Publié le 04 août 2010 à 06h51 | Mis à jour le 04 août 2010 à 06h59
Raffinerie Shell: les employés ont perdu espoir
Louise Leduc |
Après des mois d'espoirs déçus, les 800 employés de Shell se rendent à l'évidence. Sauf pour une poignée d'entre eux, le 30 novembre, c'en sera fini.
«À trois ou quatre reprises, on a eu quelques espoirs, mais moi, ça fait un bout de temps que je ne croyais plus au miracle», a dit hier Steven, qui travaille depuis 12 ans à la raffinerie de Montréal-Est.
À la fin d'une autre journée difficile pour le moral, il a conclu que «les grosses compagnies comme Shell, c'est plus gros que les gouvernements, qui ont, eux, des moyens bien limités».
«Je ne veux plus rien savoir du secteur industriel, a-t-il poursuivi. Je pense faire un changement de cap radical. M'orienter vers les services, devenir vendeur de téléphones cellulaires, tiens! En tout cas, ça change mes plans. Moi qui voulais fonder une famille...»
«Moi, je commence à envisager sérieusement de m'en aller dans l'ouest du Canada, a dit pour sa part Sabino Dhepaganon. Là-bas, il y a plein d'ouvrage. En même temps, à 49 ans et avec un enfant de 4 ans, ce n'est pas facile de prendre la décision de s'expatrier...»
M. Dhepaganon connaît le tabac. S'il s'est retrouvé chez Shell, c'est que, en 2008, il a perdu son emploi à Pétromont, qui a aussi fermé ses portes. «C'est sûr qu'aujourd'hui, tout le monde a la mine basse et que bien des gens sont en câl...» a-t-il dit.
Il leur est d'autant plus difficile d'envisager la suite des choses qu'ils avaient un très bon salaire, de 70 000$ à 100 000$, sans compter les heures supplémentaires, nous ont dit les employés. Où retrouver de telles conditions, en 2010?

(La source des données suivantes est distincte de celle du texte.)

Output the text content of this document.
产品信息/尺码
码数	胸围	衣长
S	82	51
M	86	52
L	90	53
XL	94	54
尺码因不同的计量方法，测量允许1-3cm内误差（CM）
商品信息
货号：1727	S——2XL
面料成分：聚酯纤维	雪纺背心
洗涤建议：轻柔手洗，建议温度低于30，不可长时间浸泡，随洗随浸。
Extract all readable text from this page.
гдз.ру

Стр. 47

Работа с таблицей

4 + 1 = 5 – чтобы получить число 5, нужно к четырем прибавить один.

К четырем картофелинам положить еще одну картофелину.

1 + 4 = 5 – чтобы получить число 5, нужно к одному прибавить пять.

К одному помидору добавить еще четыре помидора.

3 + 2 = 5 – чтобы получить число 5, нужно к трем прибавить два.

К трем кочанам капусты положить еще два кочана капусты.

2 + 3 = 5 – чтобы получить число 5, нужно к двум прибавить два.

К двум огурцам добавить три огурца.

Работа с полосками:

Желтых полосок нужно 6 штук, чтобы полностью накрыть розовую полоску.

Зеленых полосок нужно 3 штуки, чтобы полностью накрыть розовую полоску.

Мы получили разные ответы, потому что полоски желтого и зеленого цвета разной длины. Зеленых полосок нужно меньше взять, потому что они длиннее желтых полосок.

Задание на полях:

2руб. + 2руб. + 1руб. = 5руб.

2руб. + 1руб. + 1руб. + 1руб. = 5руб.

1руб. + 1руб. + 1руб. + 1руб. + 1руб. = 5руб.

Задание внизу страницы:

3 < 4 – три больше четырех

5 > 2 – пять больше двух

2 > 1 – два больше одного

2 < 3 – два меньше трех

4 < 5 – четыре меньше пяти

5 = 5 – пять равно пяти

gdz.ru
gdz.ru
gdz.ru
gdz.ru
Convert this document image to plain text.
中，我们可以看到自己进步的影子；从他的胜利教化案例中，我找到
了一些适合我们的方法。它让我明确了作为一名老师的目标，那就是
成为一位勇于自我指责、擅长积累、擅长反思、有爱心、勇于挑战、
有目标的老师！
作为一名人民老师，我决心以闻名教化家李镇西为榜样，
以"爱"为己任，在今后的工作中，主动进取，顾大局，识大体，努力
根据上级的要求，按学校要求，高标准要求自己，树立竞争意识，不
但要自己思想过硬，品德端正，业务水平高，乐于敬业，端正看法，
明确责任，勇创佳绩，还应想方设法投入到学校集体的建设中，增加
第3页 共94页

«C'est pour les plus jeunes que c'est le plus difficile, dit André Méthot, qui travaille pour Shell depuis 31 ans.
C'est dur d'un point de vue personnel, et c'est dur à l'échelle de toute une partie de la ville, a-t-il fait remarquer. L'est de Montréal en prend pour son grade depuis plusieurs années. «Je me souviens de cette époque, dans les années 70, où de jeunes pères de famille se félicitaient d'avoir de bons emplois qui étaient déjà payés à plus de 10$ l'heure. De plus, dans le temps, les loyers, dans l'Est, ne coûtaient presque rien. Depuis, il y a eu la fermeture de la Canadian Vickers (qui faisait dans la construction de bateaux et d'avions), puis celles de Texaco et d'Esso, et maintenant de Shell.»
C'est difficile, a-t-il souligné, de continuer d'avoir le coeur à l'ouvrage. «C'est tout l'un ou tout l'autre, a-t-il dit. Soit les gens expriment leur colère, soit ils ne disent pas un mot et restent dans leur coin.»
Chacun avait sa théorie, hier, sur les raisons de la fermeture. Mondialisation, coûts de production moindres ailleurs, détermination de Shell à faire dérailler la vente de ses installations pour ne pas laisser Delek la concurrencer.
Jean-Marc Duval, ex-employé à la retraite de Shell devenu fournisseur, croit quant à lui que les raisons sont ailleurs. «C'est triste, c'est le contexte: les normes antipollution sont devenues très sévères.»
Outre les 800 salariés de Shell, quelque 3500 emplois indirects risquent d'être touchés par la conversion de la raffinerie en simple terminal d'importation.